The Matildas have maintained a place in the world top 10 for four years now. Photo: Geoff Robins Brazil’s Marta chases the ball during the match against South Korea in Montreal. Photo: Nicholas Kamm
It is hard to imagine Australia’s finest footballers sewing their own Australian crests onto their team tracksuits. But in 1988, when the Matildas arrived at their first world tournament, that is indeed what they did. Twelve years later, they would bare all in a nude calendar to raise money to fund their program.
In 2015, no one is talking about sewing skills or nude calendars but whether the rising stars of world soccer can beat Brazil – as they did in 1988 – and progress to the Women’s World Cup quarter-finals.
FIFA’s bribery scandal overshadowed the start of this tournament. But it did not take long for the Matildas, Australia’s best-performed soccer team, to gain their dues as they advanced to the second round despite being drawn in the “group of death” – a name used in equal measure by Americans as Australians.
A hard-fought loss to the US, a victory over Nigeria and a mature draw with world No.5 Sweden saw the Matildas through.
At 3am on Monday, Sydney time, Australia, who are ranked 10th, will take on Brazil (seventh) as they aim for a third consecutive quarter-final appearance.
Brazil’s path to the round of 16 was tame. But that party is over for the world’s greatest player Marta, and her teammates. Australia are not, and will not be, shrinking violets. Says Matildas captain Lisa De Vanna: “If I was Marta, I’d be worried about Caitlin Foord.”
Foord, then just 16, famously marked Marta in her world cup debut in 2011. She was named young player of the tournament.
The Matildas have become the team no one wants to play. Blistering runs from Samantha Kerr; moments of sheer perfection from De Vanna; finishing by Kyah Simon. And that is before considering Elise Kellond-Knight and her vastly improved band of defenders.
All of which makes one wonder: have we been backing the wrong horse?
Notwithstanding the economic benefits of hosting a men’s world cup, nor diminishing the Socceroos’ achievements, it is time to remove the gender lens from Australia’s view of the world game.
For a moment ponder if Australia had spent a fraction of the $45 million invested in attempting to secure the 2022 men’s world cup instead boosting the women’s game – with fulltime wages, better-paid coaching and fitness staff and upgraded training facilities.
The Matildas have maintained a place in the world top 10 for four years now.
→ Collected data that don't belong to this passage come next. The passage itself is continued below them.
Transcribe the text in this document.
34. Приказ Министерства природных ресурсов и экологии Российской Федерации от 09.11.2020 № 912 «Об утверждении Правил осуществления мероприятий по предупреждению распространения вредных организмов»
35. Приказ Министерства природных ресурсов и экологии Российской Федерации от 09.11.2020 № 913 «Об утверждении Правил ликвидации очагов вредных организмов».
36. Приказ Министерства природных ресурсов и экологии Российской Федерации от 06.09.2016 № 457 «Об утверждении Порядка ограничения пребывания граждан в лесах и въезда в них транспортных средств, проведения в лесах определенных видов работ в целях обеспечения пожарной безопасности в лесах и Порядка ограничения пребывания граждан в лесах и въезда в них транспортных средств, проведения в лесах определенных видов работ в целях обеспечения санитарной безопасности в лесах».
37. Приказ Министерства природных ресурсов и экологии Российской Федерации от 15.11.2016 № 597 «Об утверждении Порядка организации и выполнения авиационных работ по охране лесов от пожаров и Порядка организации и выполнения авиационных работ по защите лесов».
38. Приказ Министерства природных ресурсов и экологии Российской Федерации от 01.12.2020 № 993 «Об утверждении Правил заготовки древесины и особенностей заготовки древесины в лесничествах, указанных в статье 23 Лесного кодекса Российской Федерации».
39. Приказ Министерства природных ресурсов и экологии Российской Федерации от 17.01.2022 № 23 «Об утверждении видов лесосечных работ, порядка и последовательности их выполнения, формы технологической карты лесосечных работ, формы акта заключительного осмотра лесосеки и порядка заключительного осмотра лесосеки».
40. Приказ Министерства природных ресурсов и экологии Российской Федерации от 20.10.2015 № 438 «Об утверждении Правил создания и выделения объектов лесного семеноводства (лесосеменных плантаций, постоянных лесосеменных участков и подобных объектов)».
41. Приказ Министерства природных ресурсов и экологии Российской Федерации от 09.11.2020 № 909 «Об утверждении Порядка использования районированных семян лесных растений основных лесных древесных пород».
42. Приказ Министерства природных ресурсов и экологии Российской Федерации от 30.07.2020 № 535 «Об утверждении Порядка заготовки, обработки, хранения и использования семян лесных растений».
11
They have played in all but one world cup finals (1991). The Socceroos are ranked 63rd, though their playing field is more level. Women’s football is dominated by wealthy, first-world economies.
The Sun-Herald does not support Football Federation Australia bidding for any FIFA tournament until such time as it can be satisfied FIFA is operating fairly. When that does occur, serious consideration needs to be given to which world cup hosting rights are worth pursuing.
The Matildas have come a long way since 1988. Yet there remains a small – but not insurmountable – gap between the top few teams and the balance of the top 10. To elevate them to the next level will take the support of the public, the media and the financial backing of government.
The Sun-Herald wishes the Matildas every success against Brazil, and in closing that gap.
This story Administrator ready to work first appeared on Nanjing Night Net.